Heavy snow this week has wreaked havoc across County Durham causing hazardous driving conditions for motorists. It is the earliest widespread snowfall for 17 years. The whole region has been blanketed with snow with these arctic conditions gripping the region and causing havoc on our roads.
In County Durham, overnight snow and ice closed more than 100 schools as road conditions got steadily worse during the day with prolonged snow showers. The sheer relentlessness of the snowfall was causing headaches for drivers, with roads being covered by a blanket of snow which was getting deeper and deeper by the second. Road conditions were exceptionally difficult.
The savage conditions have brought chaos to the region’s roads. Police described conditions as very difficult and a spokesman said: “Our advice at the moment is that unless your journey is essential then motorists should consider delaying or postponing that journey’’.
There was early morning chaos in Bishop Auckland. Early morning drivers dumped their cars and walked back home after struggling to get up the hills, with some of them struggling to control their cars on the downward slopes. Many of the side roads were impassable, with thick snow trapping cars within its grip.

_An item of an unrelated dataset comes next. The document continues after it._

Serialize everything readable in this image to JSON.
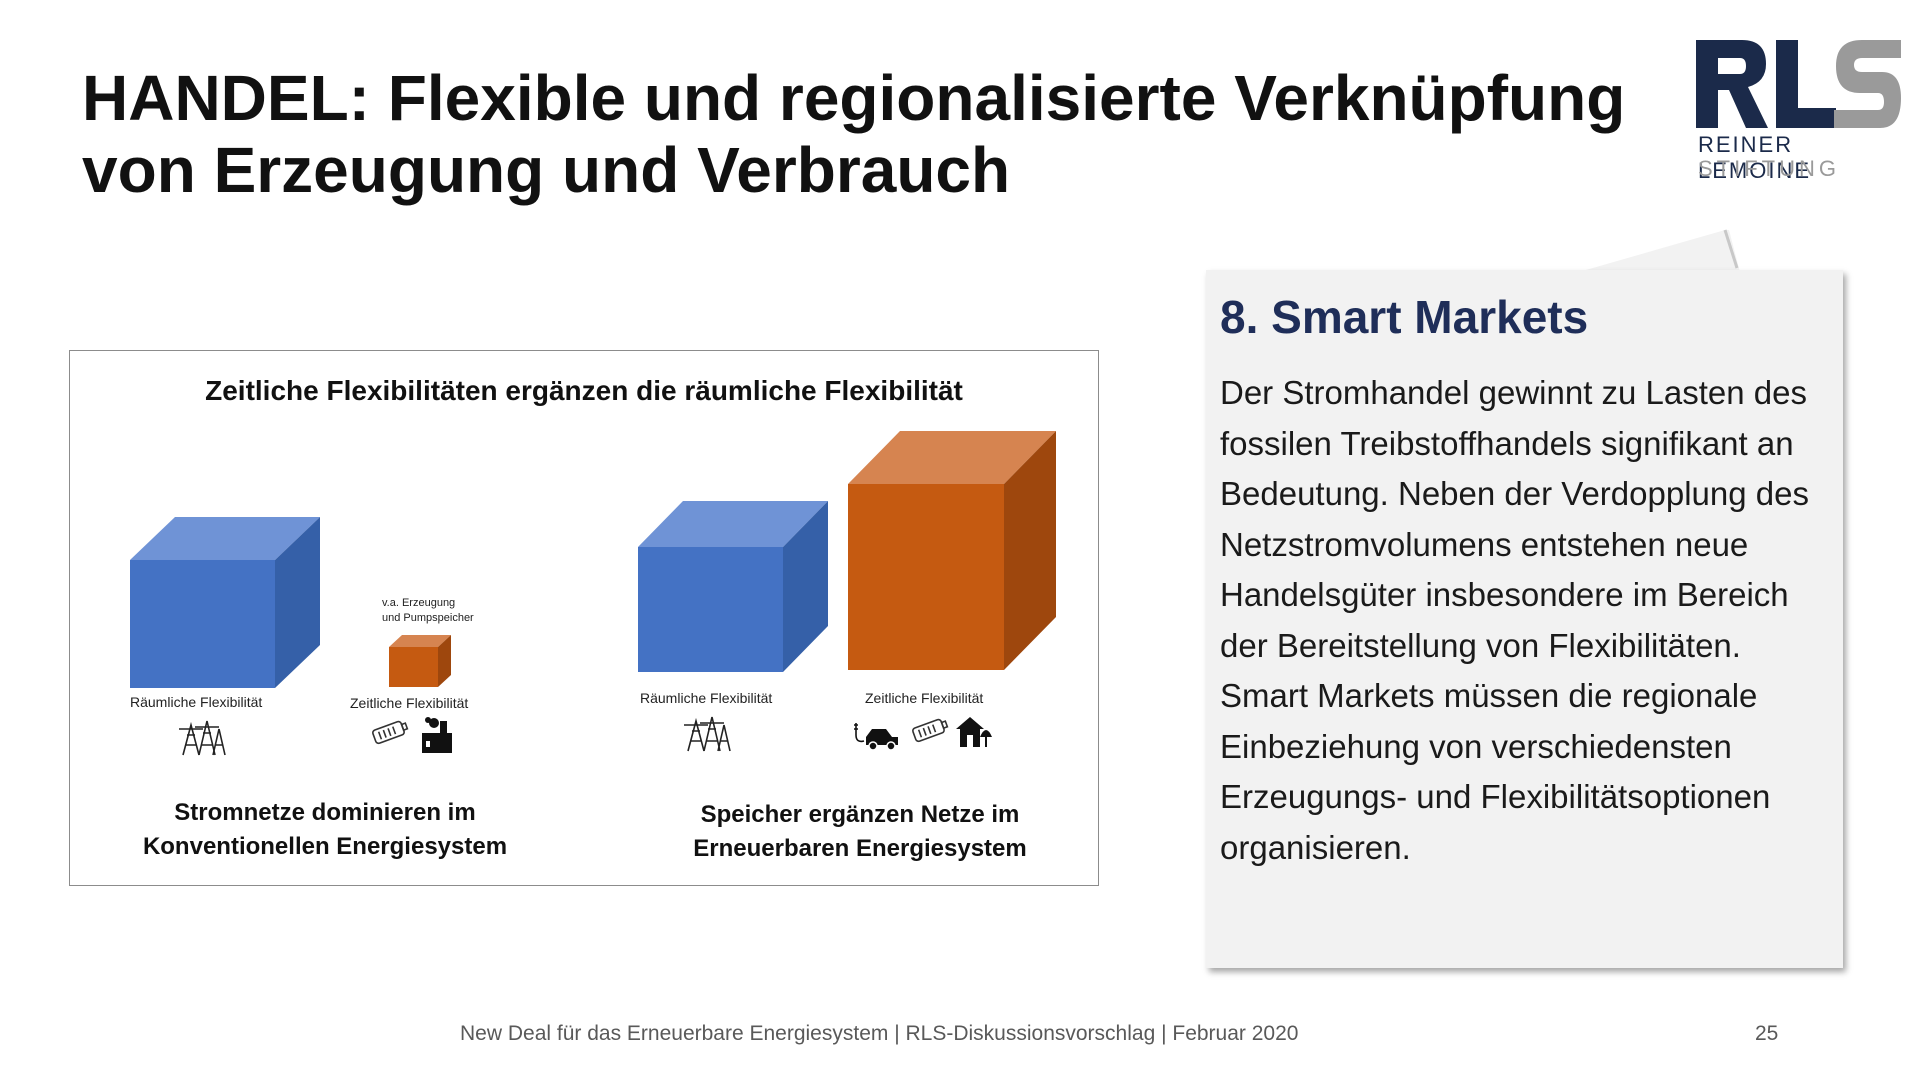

I’m writing this article on Wednesday 1st December. The snow has now been with us a week, and its still coming down in torrents. In fact the roads today around our town are the worst they’ve been so far. You expect bad conditions on the side roads, but today even our main roads are covered with layers and layers of snow, and are proving treacherous. I’ve spent the morning helping drivers push there cars to help them get moving. They’ve been stuck in almost 2 foot of snow. It’s unbelievable.
At times it was like a blizzard, and you couldn’t see more than a foot or two in front of your car. It’s so important to know how to drive safely in bad weather. How to get out of a skid for one. So I thought to myself that as my blog is about healthy lifestyles, surely driving safely in treacherous snowy conditions is as important as eating healthily at a time like this. So here I am going to provide some driving tips in snow.
The best advice for driving in bad winter weather is not to drive at all, if you can avoid it. Stay home, and you’ll be safe. Well if I stop here you may think I’ve short changed you, so if circumstances are such that you just can’t avoid driving, try to wait until the snow plows and sanding trucks have had a chance to do their work, and allow yourself extra time to reach your destination.
It makes sense not to travel in the first place, but some journeys might be essential. If you must venture on to the roads, proceed with extreme caution and heed these driving Tips in Snowy conditions:
1. Decrease your speed and leave yourself plenty of room to stop. You should allow at least three times more space than usual between you and the car in front of you. Driving too fast is the No. 1 winter driving error. Slippery roads make every mistake happen faster and more dramatically. And don’t think antilock brakes, stability systems or other vehicle control mechanisms will help you if you’re sliding.
2. Brake gently to avoid skidding. If your wheels start to lock up, ease off the brake.
3. Turn on your lights to increase your visibility to other motorists.
4. Keep your lights and windshield clean.
5. When pulling away from a stand-still; try and do so a higher gear such as in second as opposed to first. This will limit the degree of wheel spin you could encounter. Likewise, whilst travelling, drive in as high a gear as possible to also limit wheel spin.
6. Be especially careful on bridges, overpasses and infrequently travelled roads, which will freeze first. Even at temperatures above freezing, if the conditions are wet, you might encounter ice in shady areas or on exposed roadways like bridges.
7. If you get stuck in snow, do not spin your wheels, this will only dig you in deeper. Turn your wheels from side to side a few times to push snow out of the way. Use a light touch on the accelerator pedal, to ease your car out.
8. Look ahead and anticipates problems so you are ready for corners and other obstacles before you arrive at them.
9. Learn how to control a skid. You have to go against your natural tendencies. Turn into the skid. Don’t use the brakes. Ease off the accelerator and steer slightly into the direction of the skid until you gain control. Turn with steady motions.
10. If you drive an automatic car select ‘2’ to make driving much safer by limiting the gear changes and making you less reliant on the brakes. Many modern automatics have a ‘Winter’ mode which locks out first gear to reduce the risk of wheel spin.
Take heed. Warning! POLICE say drivers who fail to clear enough snow from their car roofs could face prosecution. Police are stopping cars with snow on the roof and imposing a £60 fine and three penalty points. Clear the snow off the roof of your car.
When driving in snow, gentle manoeuvres are the key to safe driving. Use all of the car’s controls – accelerator, brakes, clutch and steering – as gently (and progressively) as possible. Just be careful out there.